On the one hand there are many credible voices like Jim Rickards, Jim Sinclair, Peter Schiff, Michael Pento, and many others predicting serious systemic crisis and urging people to prepare for that. 

On the other hand, through this blog I have gotten some information from people working inside the system to try and deal with these problems to prevent a systemic crisis. These people are also credible, highly intelligent, and well connected. They view the problems as manageable over time and see much hope that the system can withstand shocks and transition to more stability.

All these people are very intelligent, very knowledgeable, and well respected. They all have strong backgrounds and resumes. And I believe they all are genuinely concerned for the future for people. I believe they are all working in their own way to try and be helpful to the average person who just wants to live in a relatively stable world and make a living. Most don't want to have to think about "major monetary system change" even if it may directly impact them.
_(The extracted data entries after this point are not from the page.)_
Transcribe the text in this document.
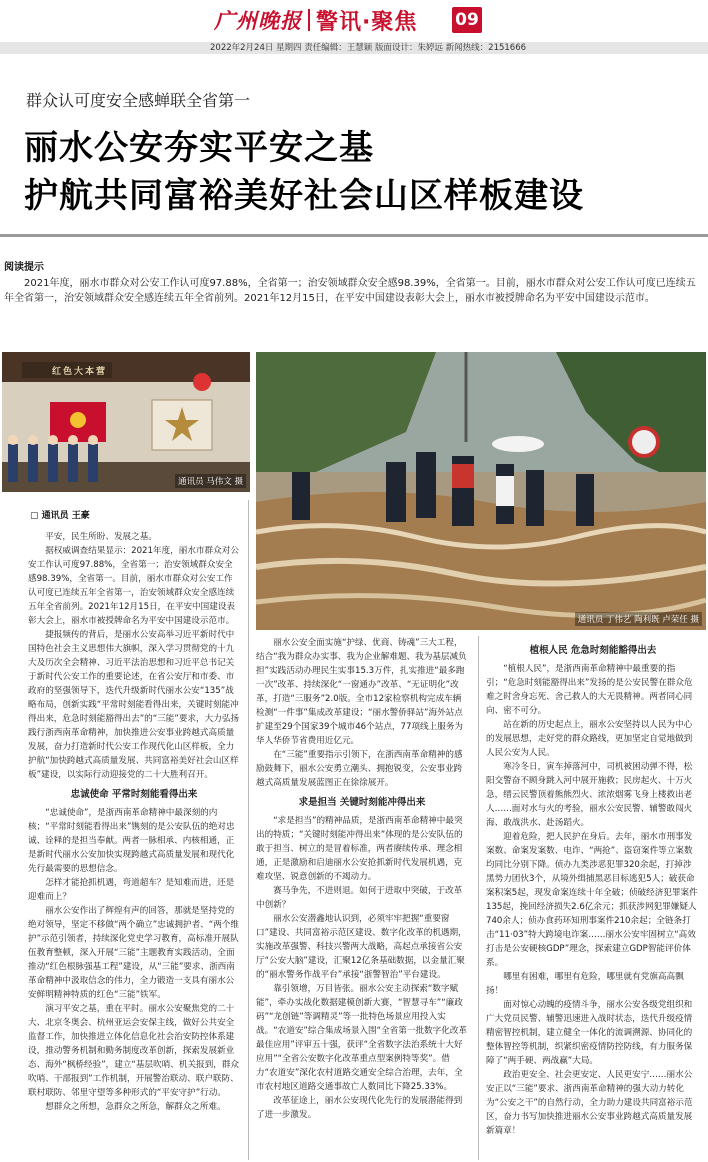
广州晚报 警讯·聚焦 09
2022年2月24日 星期四 责任编辑：王慧颖 版面设计：朱婷远 新闻热线：2151666
群众认可度安全感蝉联全省第一
丽水公安夯实平安之基
护航共同富裕美好社会山区样板建设
阅读提示
2021年度，丽水市群众对公安工作认可度97.88%，全省第一；治安领域群众安全感98.39%，全省第一。目前，丽水市群众对公安工作认可度已连续五年全省第一，治安领域群众安全感连续五年全省前列。2021年12月15日，在平安中国建设表彰大会上，丽水市被授牌命名为平安中国建设示范市。
红色大本营
通讯员 马伟文 摄
通讯员 丁伟艺 陶利既 卢荣任 摄
▢ 通讯员 王豪

平安，民生所盼、发展之基。

据权威调查结果显示：2021年度，丽水市群众对公安工作认可度97.88%，全省第一；治安领域群众安全感98.39%，全省第一。目前，丽水市群众对公安工作认可度已连续五年全省第一，治安领域群众安全感连续五年全省前列。2021年12月15日，在平安中国建设表彰大会上，丽水市被授牌命名为平安中国建设示范市。

捷报频传的背后，是丽水公安高举习近平新时代中国特色社会主义思想伟大旗帜，深入学习贯彻党的十九大及历次全会精神、习近平法治思想和习近平总书记关于新时代公安工作的重要论述，在省公安厅和市委、市政府的坚强领导下，迭代升级新时代丽水公安“135”战略布局，创新实践“平常时刻能看得出来，关键时刻能冲得出来，危急时刻能豁得出去”的“三能”要求，大力弘扬践行浙西南革命精神，加快推进公安事业跨越式高质量发展，奋力打造新时代公安工作现代化山区样板，全力护航“加快跨越式高质量发展、共同富裕美好社会山区样板”建设，以实际行动迎接党的二十大胜利召开。

忠诚使命 平常时刻能看得出来

“忠诚使命”，是浙西南革命精神中最深刻的内核；“平常时刻能看得出来”镌刻的是公安队伍的绝对忠诚、诠释的是担当奉献。两者一脉相承、内核相通，正是新时代丽水公安加快实现跨越式高质量发展和现代化先行最需要的思想信念。

怎样才能抢抓机遇，弯道超车？是知难而进，还是迎难而上？

丽水公安作出了辉煌有声的回答，那就是坚持党的绝对领导，坚定不移做“两个确立”忠诚拥护者、“两个维护”示范引领者，持续深化党史学习教育，高标准开展队伍教育整顿，深入开展“三能”主题教育实践活动，全面推动“红色根脉强基工程”建设，从“三能”要求、浙西南革命精神中汲取信念的伟力，全力锻造一支具有丽水公安鲜明精神特质的红色“三能”铁军。

演习平安之基，重在平时。丽水公安聚焦党的二十大、北京冬奥会、杭州亚运会安保主线，做好公共安全监督工作，加快推进立体化信息化社会治安防控体系建设，推动警务机制和勤务制度改革创新，探索发展新业态、海外“枫桥经验”，建立“基层吹哨、机关报到，群众吹哨、干部报到”工作机制，开展警治联动、联户联防、联村联防、邻里守望等多种形式的“平安守护”行动。

想群众之所想，急群众之所急，解群众之所难。

丽水公安全面实施“护绿、优商、铸魂”三大工程，结合“我为群众办实事、我为企业解难题、我为基层减负担”实践活动办理民生实事15.3万件，扎实推进“最多跑一次”改革、持续深化“一窗通办”改革、“无证明化”改革，打造“三服务”2.0版。全市12家检察机构完成车辆检测“一件事”集成改革建设；“丽水警侨驿站”海外站点扩建至29个国家39个城市46个站点，77项线上服务为华人华侨节省费用近亿元。

在“三能”重要指示引领下，在浙西南革命精神的感励鼓舞下，丽水公安勇立潮头、拥抱锐变，公安事业跨越式高质量发展蓝图正在徐徐展开。

求是担当 关键时刻能冲得出来

“求是担当”的精神品质，是浙西南革命精神中最突出的特质；“关键时刻能冲得出来”体现的是公安队伍的敢于担当、树立的是冒着标准，两者赓续传承、理念相通，正是激励和启迪丽水公安抢抓新时代发展机遇，克难攻坚、锐意创新的不竭动力。

赛马争先，不进则退。如何于进取中突破，于改革中创新？

丽水公安潜鑫地认识到，必须牢牢把握“重要窗口”建设、共同富裕示范区建设、数字化改革的机遇期，实施改革强警、科技兴警两大战略，高起点承接省公安厅“公安大脑”建设，汇聚12亿条基础数据，以金量汇聚的“丽水警务作战平台”承接“浙警智治”平台建设。

靠引领增，万目皆张。丽水公安主动探索“数字赋能”，牵办实战化数据建模创新大赛，“智慧寻车”“廉政码”“龙创链”等调精灵”等一批特色场景应用投入实战。“农道安”综合集成场景入围“全省第一批数字化改革最佳应用”评审五十强，获评“全省数字法治系统十大好应用”“全省公安数字化改革重点型案例特等奖”。借力“农道安”深化农村道路交通安全综合治理，去年，全市农村地区道路交通事故亡人数同比下降25.33%。

改革征途上，丽水公安现代化先行的发展潜能得到了进一步激发。

植根人民 危急时刻能豁得出去

“植根人民”，是浙西南革命精神中最重要的指引；“危急时刻能豁得出来”发扬的是公安民警在群众危难之时舍身忘死、舍己救人的大无畏精神。两者同心同向、密不可分。

站在新的历史起点上，丽水公安坚持以人民为中心的发展思想，走好党的群众路线，更加坚定自觉地做到人民公安为人民。

寒冷冬日，寅车掉落河中，司机被困动弹不得，松阳交警奋不顾身跳入河中展开施救；民房起火、十万火急，缙云民警顶着熊熊烈火、浓浓烟雾飞身上楼救出老人……面对水与火的考验，丽水公安民警、辅警敢闯火海、敢战洪水、赴汤蹈火。

迎着危险，把人民护在身后。去年，丽水市刑事发案数、命案发案数、电诈、“两抢”、盗窃案件等立案数均同比分别下降。侦办九类涉恶犯罪320余起，打掉涉黑势力团伙3个，从境外缉捕黑恶目标逃犯5人；破获命案积案5起，现发命案连续十年全破；侦破经济犯罪案件135起，挽回经济损失2.6亿余元；抓获涉网犯罪嫌疑人740余人；侦办食药环知刑事案件210余起；全链条打击“11·03”特大跨境电诈案……丽水公安牢固树立“高效打击是公安硬核GDP”理念，探索建立GDP智能评价体系。

哪里有困难，哪里有危险，哪里就有党旗高高飘扬！

面对惊心动魄的疫情斗争，丽水公安各级党组织和广大党员民警、辅警迅速进入战时状态，迭代升级疫情精密智控机制，建立健全一体化的流调溯源、协同化的整体智控等机制，织紧织密疫情防控防线，有力服务保障了“两手硬、两战赢”大局。

政治更安全、社会更安定、人民更安宁……丽水公安正以“三能”要求、浙西南革命精神的强大动力转化为“公安之干”的自然行动，全力助力建设共同富裕示范区，奋力书写加快推进丽水公安事业跨越式高质量发展新篇章！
These are very interesting and I think historic times. I can see all kinds of possible outcomes from a severe systemic crisis to new technology providing solutions and averting systemic crisis. I have no idea which way it will go, but following it all has been an interesting journey. We will continue to do that here and report the best information we can find as things unfold.

I do still believe major monetary system change is coming one way or another (the reason this blog was started). If anything, what I have learned doing this blog convinces me of that more than ever.The biggest question I have is will the change come quickly as a result of some kind of systemic crisis OR will the change take place over time in a more controlled way and avoid a worst case systemic crisis? And then will the change make things better or worse?

We think, as things do unfold, more and more people are going to be interested in following this topic. This blog actually proves that so far. We have had far more readers than we expected when this blog was started. And that is a good thing. The more people know, the better off we all are.